Delays at court? Try Modern Dispute Resolution instead
I spoke at the ABTA Redefining Customer Service in Travel Conference today and fielded an interesting question from a (leading) travel lawyer that I thought I would share.
I was asked whether there had been any service delays caused by the pandemic. I explained in answer that because the service runs predominantly via use of a portal, we were if anything geared well to cope with the pandemic and had not seen any changes to service delivery at all, other than by design (we have extended deadlines in certain areas to allow parties more time to submit certain documentation and evidence). Arbitrators themselves have not been given more time, so an award pre pandemic needed to be issued with 28 days of receipt of all relevant information, and that is the case now. This is achieved in the vast majority of cases, as it was pre pandemic.
Once I answered the lawyer commented that the reason he had asked the question was due to the fact that the situation is not the same in the courts, and he wanted to see if there was a comparison between the arbitration service and the courts in relation to service levels. It is clear that arbitration is, as we have always maintained, a far more time efficient method of dispute resolution than the courts, especially during the pandemic, where court dates are shifting like sands.
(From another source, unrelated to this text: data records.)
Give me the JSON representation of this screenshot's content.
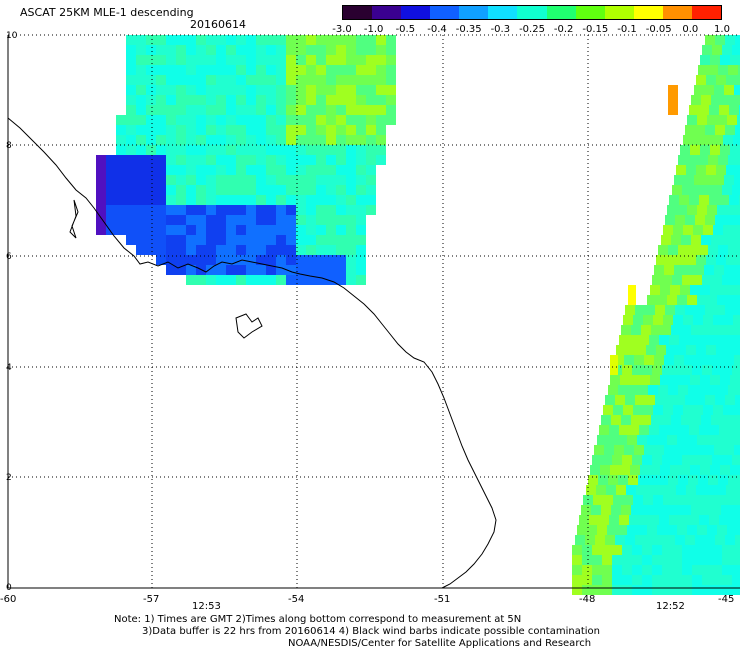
{
  "header": {
    "title": "ASCAT 25KM MLE-1 descending",
    "date": "20160614"
  },
  "colorbar": {
    "labels": [
      "-3.0",
      "-1.0",
      "-0.5",
      "-0.4",
      "-0.35",
      "-0.3",
      "-0.25",
      "-0.2",
      "-0.15",
      "-0.1",
      "-0.05",
      "0.0",
      "1.0"
    ],
    "colors": [
      "#2a0030",
      "#3a0090",
      "#1010e0",
      "#1060ff",
      "#10a0ff",
      "#10e0ff",
      "#10ffd0",
      "#20ff70",
      "#60ff10",
      "#b0ff00",
      "#ffff00",
      "#ff9000",
      "#ff2000"
    ]
  },
  "axes": {
    "y_labels": [
      "10",
      "8",
      "6",
      "4",
      "2",
      "0"
    ],
    "x_labels": [
      "-60",
      "-57",
      "-54",
      "-51",
      "-48",
      "-45"
    ]
  },
  "pass_times": [
    "12:53",
    "12:52"
  ],
  "notes": [
    "Note: 1) Times are GMT 2)Times along bottom correspond to measurement at 5N",
    "3)Data buffer is 22 hrs from 20160614 4) Black wind barbs indicate possible contamination",
    "NOAA/NESDIS/Center for Satellite Applications and Research"
  ]
}
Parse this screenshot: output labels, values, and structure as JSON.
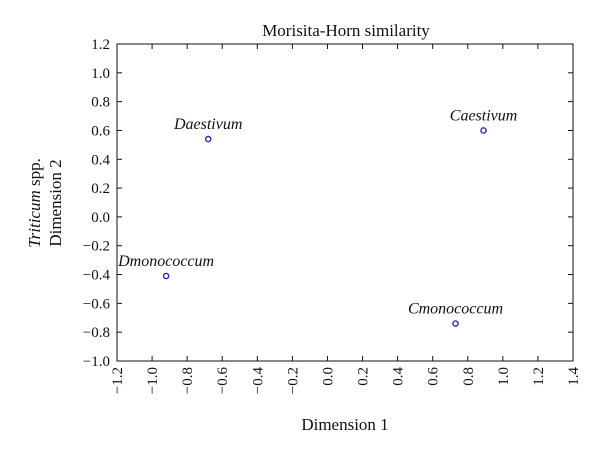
{
  "chart_data": {
    "type": "scatter",
    "title": "Morisita-Horn similarity",
    "xlabel": "Dimension 1",
    "ylabel": {
      "line1_italic": "Triticum",
      "line1_rest": " spp.",
      "line2": "Dimension 2"
    },
    "xlim": [
      -1.2,
      1.4
    ],
    "ylim": [
      -1.0,
      1.2
    ],
    "xticks": [
      "−1.2",
      "−1.0",
      "−0.8",
      "−0.6",
      "−0.4",
      "−0.2",
      "0.0",
      "0.2",
      "0.4",
      "0.6",
      "0.8",
      "1.0",
      "1.2",
      "1.4"
    ],
    "yticks": [
      "1.2",
      "1.0",
      "0.8",
      "0.6",
      "0.4",
      "0.2",
      "0.0",
      "−0.2",
      "−0.4",
      "−0.6",
      "−0.8",
      "−1.0"
    ],
    "grid": false,
    "marker_color": "#1f2fbf",
    "points": [
      {
        "label": "Daestivum",
        "x": -0.68,
        "y": 0.54
      },
      {
        "label": "Caestivum",
        "x": 0.89,
        "y": 0.6
      },
      {
        "label": "Dmonococcum",
        "x": -0.92,
        "y": -0.41
      },
      {
        "label": "Cmonococcum",
        "x": 0.73,
        "y": -0.74
      }
    ]
  }
}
The significance of this finding is not confined to travel disputes only. I found myself asking myself (as I sometimes do, its one of the biproducts of working alone) why on earth would someone want to use the courts at the moment to resolve a commercial business dispute, or even the small claims court for a consumer dispute with a business? There are the usual advantages and disadvantages to both systems, but in the current circumstances the fact that mediation and arbitration can be used at your convenience, rather than at the courts inconvenience, is a major shift towards their continued emergence not as alternative dispute resolution techniques, but as the norm.
So I have to end with a message. Where you can, do consider mediation and arbitration rather than the courts. Of course, I would prefer you use Hunt ADR in those circumstances but if not, then use whoever you feel comfortable with, just give these Modern Dispute Resolution techniques the opportunity to resolve your dispute more quickly, less expensively and on your own terms (in the case of mediation) or by the judgement of an expert (in the case of arbitration).